Surgically assisted rapid maxillary expansion: long-term stability

Anders Magnusson*, Krister Bjerklin*, Peter Nilsson** and Agneta Marcusson***

* Department of Orthodontics, The Institute for Postgraduate Dental Education
** Department of Oral and Maxillofacial Surgery, The Institute for Postgraduate Dental Education
*** Department of Dentofacial Orthopaedics, University Hospital, Sweden

Address for correspondence Anders Magnusson, Department of Orthodontics, The Institute for Postgraduate Dental Education, Box 1030, SE-551 11 Jönköping, Sweden, E-mail: anders.magnusson{at}lj.se


   Abstract

The purpose of this study was to evaluate treatment outcomes and long-term stability in patients treated by surgically assisted rapid maxillary expansion (SARME) and to compare the results with a matched, untreated control group. The sample comprised consecutive study models from 31 subjects (17 males and 14 females) with a mean pre-treatment age of 25.9 years [standard deviation (SD) 9.6]. The mean follow-up time was 6.4 years (SD 3.3). The transverse distances between the maxillary canines and maxillary first molars were measured with digital sliding callipers before treatment (T0), after treatment (T1), and at follow-up (T2). The data were analysed with a Mann–Whitney U, Spearman's rho, and Wilcoxon signed-rank tests.

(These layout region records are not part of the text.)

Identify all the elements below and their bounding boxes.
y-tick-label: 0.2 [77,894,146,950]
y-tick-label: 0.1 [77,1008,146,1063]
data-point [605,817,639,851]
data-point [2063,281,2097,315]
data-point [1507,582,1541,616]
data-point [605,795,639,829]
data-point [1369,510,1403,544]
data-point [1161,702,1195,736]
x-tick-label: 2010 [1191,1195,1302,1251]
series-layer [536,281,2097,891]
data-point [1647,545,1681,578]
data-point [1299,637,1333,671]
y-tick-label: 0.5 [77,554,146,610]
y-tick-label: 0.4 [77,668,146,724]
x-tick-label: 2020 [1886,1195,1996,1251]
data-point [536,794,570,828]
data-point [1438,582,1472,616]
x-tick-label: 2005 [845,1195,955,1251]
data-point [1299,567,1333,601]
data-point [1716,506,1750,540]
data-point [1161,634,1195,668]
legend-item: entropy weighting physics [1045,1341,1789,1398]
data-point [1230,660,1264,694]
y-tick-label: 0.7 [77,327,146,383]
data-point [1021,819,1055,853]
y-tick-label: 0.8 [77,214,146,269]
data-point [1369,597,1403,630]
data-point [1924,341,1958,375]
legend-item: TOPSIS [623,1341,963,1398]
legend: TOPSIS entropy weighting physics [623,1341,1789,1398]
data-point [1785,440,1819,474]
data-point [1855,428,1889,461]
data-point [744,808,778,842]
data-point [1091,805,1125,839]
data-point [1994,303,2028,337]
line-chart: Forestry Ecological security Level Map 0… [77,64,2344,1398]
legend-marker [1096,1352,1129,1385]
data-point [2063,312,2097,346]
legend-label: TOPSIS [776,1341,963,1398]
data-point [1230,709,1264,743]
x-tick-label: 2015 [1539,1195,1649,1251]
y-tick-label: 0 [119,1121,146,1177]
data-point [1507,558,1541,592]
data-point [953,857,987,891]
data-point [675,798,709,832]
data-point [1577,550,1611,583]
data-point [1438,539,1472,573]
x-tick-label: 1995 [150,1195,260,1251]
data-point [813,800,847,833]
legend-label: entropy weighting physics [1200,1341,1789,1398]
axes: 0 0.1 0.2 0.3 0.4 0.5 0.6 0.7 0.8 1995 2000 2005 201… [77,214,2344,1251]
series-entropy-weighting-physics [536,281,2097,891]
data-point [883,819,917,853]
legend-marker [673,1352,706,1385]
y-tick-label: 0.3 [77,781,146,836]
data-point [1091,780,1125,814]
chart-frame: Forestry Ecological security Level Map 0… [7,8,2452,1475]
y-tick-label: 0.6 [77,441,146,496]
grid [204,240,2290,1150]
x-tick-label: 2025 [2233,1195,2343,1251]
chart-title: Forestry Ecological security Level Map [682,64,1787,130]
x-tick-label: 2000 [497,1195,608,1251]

At T1, all posterior crossbites were corrected and the expansions were statistically significant. At T2, despite some reduction in the transverse measurements, the posterior crossbites remained corrected. There were no statistically significant differences between the treatment and control groups at T2 regarding transverse measurements, except for the distance between the mesio-buccal cusp tips of the maxillary first molars. In the treatment group, there was no significant difference in terms of reductions in the transverse dimensions over the short- or long-term, no significant correlations between age or gender and the decrease in transverse dimensions or between the degree of anterior and posterior expansion. There were no significant correlations between the degree of expansion and subsequent post-treatment decrease.

The results indicate that SARME normalizes the transverse discrepancies and is stable a mean of 6 years post-treatment. The decreases in the transverse dimensions are most pronounced during the first 3 years post-treatment.